Sacha Cori: Cosenza scelta giusta. I tifosi? Me ne sono innamorato

Così l’attaccante rossoblu in conferenza stampa. Domenica abbiamo sofferto tanto ma la squadra non può che fare bene. ‘Avevo diverse offerte, ma Cosenza è una piazza che ti fa innamorare. Con il Barletta serve la cattiveria messa nel secondo tempo con il Foggia.

E’ arrivato a Cosenza in prestito dal Cesena e con tanta voglia di fare bene e per riscattarsi da una stagione dove ha giocato poco nelle fila dell’Unione Venezia. Attaccante di 25 anni, laziale di Viterbo, Sacha Cori è uno di quei giocatori che conosce la Lega Pro come le sue tasche,visto che in oltre 8 anni di attività professionistica è sceso in campo ben 138 volte (comprese le prime due partite con il Cosenza e le 9 in serie B con l’Empoli) realizzando 29 reti e centrando anche una promozione con la Carrarese.
In conferenza stampa l’attaccante è tornato sulla gara di domenica, dove il Cosenza ha sofferto (e non poco) la maggiore freschezza atletica del Foggia.”Nel primo tempo sicuramente non abbiamo fatto bene, siamo entrati con un approccio sbagliato. Soffrivamo tanto le loro ripartenze e non siamo quasi mai riusciti a creare azioni pericolose. Nell’intervallo il mister ci ha strigliati per bene, ci siamo guardati in faccia e siamo scesi in campo più motivati’. Non era facile ribaltare il 2 a 0, però ci siamo risuciti perché li abbiamo pressati e messi alle corde.

 

E con il Barletta? Sacha Cori è chiaro ‘Occorrerà la stesa cattiveria messa in campo nella seconda frazione di gioco contro il Foggia e fare noi la partita anche se non sarà semplice.’ Alla domanda sul modulo di gioco (se 4 4 3 o 4 4 2 ndr.) con due giocatori che possono supportarlo in attacco, Cori ha chiarito che quello che più gli si addice e che ha quasi sempre svolto nella altre squadre è sicuramente quello che lo vede come unico terminale d’attacco, ma ha ribadito che si adatta bene a qualsiasi modulo. ‘Sono un attaccante fisico e vivo di queste cose, mi piace aggredire la porta e buttarmi su tutti i palloni scodellati in area.

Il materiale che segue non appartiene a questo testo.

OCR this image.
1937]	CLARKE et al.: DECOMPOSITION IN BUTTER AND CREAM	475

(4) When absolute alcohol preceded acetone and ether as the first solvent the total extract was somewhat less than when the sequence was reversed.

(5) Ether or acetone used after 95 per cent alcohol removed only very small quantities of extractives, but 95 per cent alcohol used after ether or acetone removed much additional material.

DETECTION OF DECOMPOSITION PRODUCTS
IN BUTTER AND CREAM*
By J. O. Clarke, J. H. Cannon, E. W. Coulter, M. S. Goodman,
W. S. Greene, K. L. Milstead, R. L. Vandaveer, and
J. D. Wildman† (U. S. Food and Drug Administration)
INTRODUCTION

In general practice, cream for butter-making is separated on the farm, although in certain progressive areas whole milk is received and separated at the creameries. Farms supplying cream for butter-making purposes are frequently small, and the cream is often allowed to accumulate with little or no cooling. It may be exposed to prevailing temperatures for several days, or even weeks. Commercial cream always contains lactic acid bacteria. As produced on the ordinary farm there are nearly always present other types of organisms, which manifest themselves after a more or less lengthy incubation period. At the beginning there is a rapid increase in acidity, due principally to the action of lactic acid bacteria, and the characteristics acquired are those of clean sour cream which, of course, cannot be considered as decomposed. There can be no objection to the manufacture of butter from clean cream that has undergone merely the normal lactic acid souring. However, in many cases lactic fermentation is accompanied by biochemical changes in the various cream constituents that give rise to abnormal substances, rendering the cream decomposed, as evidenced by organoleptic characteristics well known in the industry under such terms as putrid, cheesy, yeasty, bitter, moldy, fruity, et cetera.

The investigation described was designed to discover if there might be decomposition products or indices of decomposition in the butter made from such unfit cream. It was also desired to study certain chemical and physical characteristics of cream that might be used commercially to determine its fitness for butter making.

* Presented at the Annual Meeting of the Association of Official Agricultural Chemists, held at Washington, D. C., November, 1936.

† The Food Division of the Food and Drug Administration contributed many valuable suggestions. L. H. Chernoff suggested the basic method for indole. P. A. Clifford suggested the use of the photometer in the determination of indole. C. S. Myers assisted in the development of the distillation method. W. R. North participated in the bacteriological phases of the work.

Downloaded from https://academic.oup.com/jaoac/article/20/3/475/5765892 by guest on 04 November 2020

A Salerno poche volte sono stato davvero pericoloso perché non sono arrivati molti cross, con il Foggia mi sono trovato decisamente meglio’.

 

Cori poi spiega ai cronisti del perché la sua scelta è ricaduta su Cosenza: ‘avevo diverse richieste da molte squadre di Lega Pro del nord Italia dove ho sempre giocato, ma ho deciso di accettare Cosenza, perché mi sono innamorato dei tifosi quando ho affrontato il Cosenza da avversario e questo mi carica molto. Questa è la piazza giusta che può davvero rilanciarmi’. Alcuni giornalisti gli hanno poi fatto notare l’esultanza del catanzarese Iemmello domenica al San Vito in occasione del 2 a 0 (mimando il gesto delle aquile e provocando i tifosi del Cosenza).

Cori ha risposto così:’ Sinceramente durante la partita ho visto il gesto ma non ho pensato fosse rivolto ai tifosi del Cosenza, perché nemmeno sapevo fosse di Catanzaro. E’ un gesto stupido che ha rovinato la sua prestazione visto che lo ritengo un attaccante fortissimo’

 

Barletta Cosenza scelta la terna arbitrale

Sarà ancora un fischietto campano a dirigere la gara del Cosenza. Barletta Cosenza in programma sabato 13 Settembre alle ore 17.00, infatti, la partita è stata affidata al signor Carmine Di Ruberto della sezione di Nocera. Gli assistenti saranno Pierluigi Della Vecchia di Avellino e Massimo Manzolillo di Sala Consilina. Di Ruberto ha già diretto il Cosenza lo scorso anno nella vittoriosa trasferta di Melfi (1 a 0 il risultato finale grazie da un rigore di De Angelis realizzato al 94’ per fallo di mani in area).

Società multata di 500 euro

Il Giudice Sportivo ha comminato alla società una multa per lancio in campo di fumogeni. Questo il testo del comunicato. 
Il Giudice Sportivo Not. Pasquale Marino, assistito dal Rappresentante dell’A.I.A. Sig. Roberto Calabassi, nella seduta dell’ 8 Settembre 2014 ha adottato le deliberazioni che di seguito integralmente si riportano: ammenda di € 500,00 alla società COSENZA CALCIO S.R.L. perché propri sostenitori introducevano e accendevano nel proprio settore due fumogeni, uno dei quali veniva lanciato sul terreno di gioco, senza conseguenze.